Question

the period of sin (x+8x+27x+....+n3x)is ​

Answer 1

Question :- The period of sin(x + 8x + 27x+....+n³x) is ?

Solution :-

As we know the property of period, that :-

• if f(x) is function whose period is T.

Than,

• Period of f(ax) will be = T / |a| . ( where a is constant.)

we also know that period of sinx is 2π.

So,

By property of period ,

→ sinx = 2π

Than,

→ sin(ax) = 2π / |a|

Now, we have to find period of sin(x + 8x + 27x+....+n³x) ?

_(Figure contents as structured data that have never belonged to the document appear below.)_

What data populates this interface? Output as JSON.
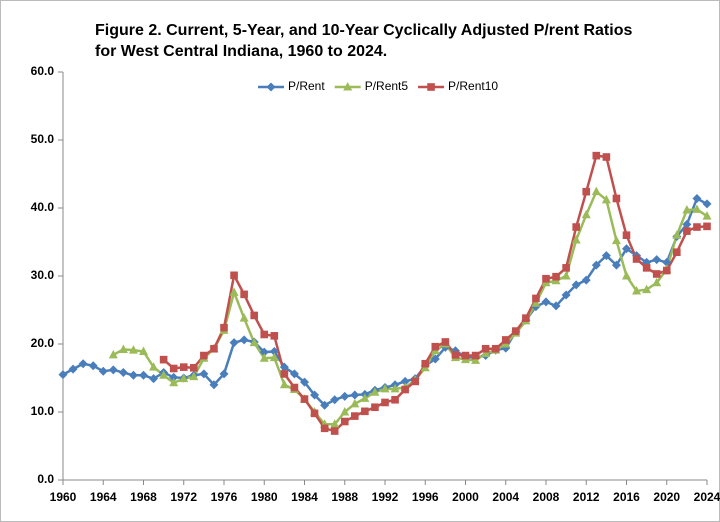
{
  "chart_data": {
    "type": "line",
    "title": [
      "Figure 2.  Current, 5-Year, and 10-Year Cyclically Adjusted P/rent Ratios",
      "for West Central Indiana, 1960 to 2024."
    ],
    "x": [
      1960,
      1961,
      1962,
      1963,
      1964,
      1965,
      1966,
      1967,
      1968,
      1969,
      1970,
      1971,
      1972,
      1973,
      1974,
      1975,
      1976,
      1977,
      1978,
      1979,
      1980,
      1981,
      1982,
      1983,
      1984,
      1985,
      1986,
      1987,
      1988,
      1989,
      1990,
      1991,
      1992,
      1993,
      1994,
      1995,
      1996,
      1997,
      1998,
      1999,
      2000,
      2001,
      2002,
      2003,
      2004,
      2005,
      2006,
      2007,
      2008,
      2009,
      2010,
      2011,
      2012,
      2013,
      2014,
      2015,
      2016,
      2017,
      2018,
      2019,
      2020,
      2021,
      2022,
      2023,
      2024
    ],
    "series": [
      {
        "name": "P/Rent",
        "color": "#4a7ebb",
        "marker": "diamond",
        "values": [
          15.5,
          16.3,
          17.1,
          16.8,
          16.0,
          16.2,
          15.8,
          15.4,
          15.4,
          14.9,
          15.8,
          15.1,
          15.0,
          15.4,
          15.6,
          14.0,
          15.6,
          20.2,
          20.6,
          20.3,
          18.8,
          18.9,
          16.6,
          15.6,
          14.4,
          12.5,
          11.0,
          11.8,
          12.3,
          12.5,
          12.6,
          13.2,
          13.6,
          14.0,
          14.5,
          14.9,
          16.8,
          17.8,
          19.5,
          19.0,
          18.1,
          18.0,
          18.3,
          19.1,
          19.4,
          21.8,
          23.5,
          25.5,
          26.2,
          25.6,
          27.2,
          28.7,
          29.4,
          31.6,
          33.0,
          31.6,
          34.0,
          33.0,
          32.0,
          32.4,
          32.0,
          35.8,
          37.6,
          41.4,
          40.6
        ]
      },
      {
        "name": "P/Rent5",
        "color": "#9bbb59",
        "marker": "triangle",
        "values": [
          null,
          null,
          null,
          null,
          null,
          18.4,
          19.2,
          19.1,
          18.9,
          16.6,
          15.4,
          14.3,
          14.9,
          15.2,
          17.9,
          19.3,
          22.0,
          27.6,
          23.8,
          20.2,
          17.9,
          18.0,
          14.0,
          13.3,
          11.9,
          10.0,
          8.2,
          8.2,
          10.0,
          11.2,
          12.0,
          12.9,
          13.4,
          13.4,
          13.6,
          14.7,
          16.5,
          19.0,
          20.0,
          18.0,
          17.7,
          17.6,
          18.6,
          19.1,
          20.0,
          21.6,
          23.4,
          26.0,
          29.0,
          29.3,
          30.0,
          35.3,
          39.0,
          42.4,
          41.2,
          35.2,
          30.0,
          27.8,
          28.0,
          29.0,
          31.0,
          36.0,
          39.7,
          39.8,
          38.8
        ]
      },
      {
        "name": "P/Rent10",
        "color": "#c0504d",
        "marker": "square",
        "values": [
          null,
          null,
          null,
          null,
          null,
          null,
          null,
          null,
          null,
          null,
          17.7,
          16.4,
          16.6,
          16.5,
          18.3,
          19.3,
          22.4,
          30.1,
          27.3,
          24.2,
          21.4,
          21.2,
          15.6,
          13.6,
          11.9,
          9.8,
          7.6,
          7.2,
          8.6,
          9.4,
          10.1,
          10.7,
          11.4,
          11.8,
          13.3,
          14.5,
          17.1,
          19.6,
          20.3,
          18.4,
          18.3,
          18.3,
          19.3,
          19.3,
          20.6,
          21.9,
          23.8,
          26.7,
          29.6,
          29.9,
          31.2,
          37.2,
          42.4,
          47.7,
          47.5,
          41.4,
          36.0,
          32.5,
          31.2,
          30.3,
          30.8,
          33.5,
          36.6,
          37.2,
          37.3
        ]
      }
    ],
    "xlim": [
      1960,
      2024
    ],
    "xticks": [
      1960,
      1964,
      1968,
      1972,
      1976,
      1980,
      1984,
      1988,
      1992,
      1996,
      2000,
      2004,
      2008,
      2012,
      2016,
      2020,
      2024
    ],
    "ylim": [
      0,
      60
    ],
    "yticks": [
      {
        "value": 0,
        "label": "0.0"
      },
      {
        "value": 10,
        "label": "10.0"
      },
      {
        "value": 20,
        "label": "20.0"
      },
      {
        "value": 30,
        "label": "30.0"
      },
      {
        "value": 40,
        "label": "40.0"
      },
      {
        "value": 50,
        "label": "50.0"
      },
      {
        "value": 60,
        "label": "60.0"
      }
    ],
    "legend": "top"
  }
}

→ sin(x + 8x + 27x+....+n³x)

Taking x common,

→ sin{x(1 + 8 + 27 + _______ n³)}

→ sin{x(1³ + 2³ + 3³ + _______ n³)}

• sum of first n natural numbers cube = {n(n+1)/2}² = {n(n+1)}² / 4

so, period of :-

→ sin[x{n²(n+1)² / 4}]

here ,

• a = {n²(n+1)² / 4} (constant term.)

Therefore,

→ Required period of given function = 2π / constant term.

→ Required period = 2π / {n²(n+1)² / 4}

→ Required period = 2π * 4 / n²(n+1)²

→ Required period = 8π / n²(n +1)² . (Ans.)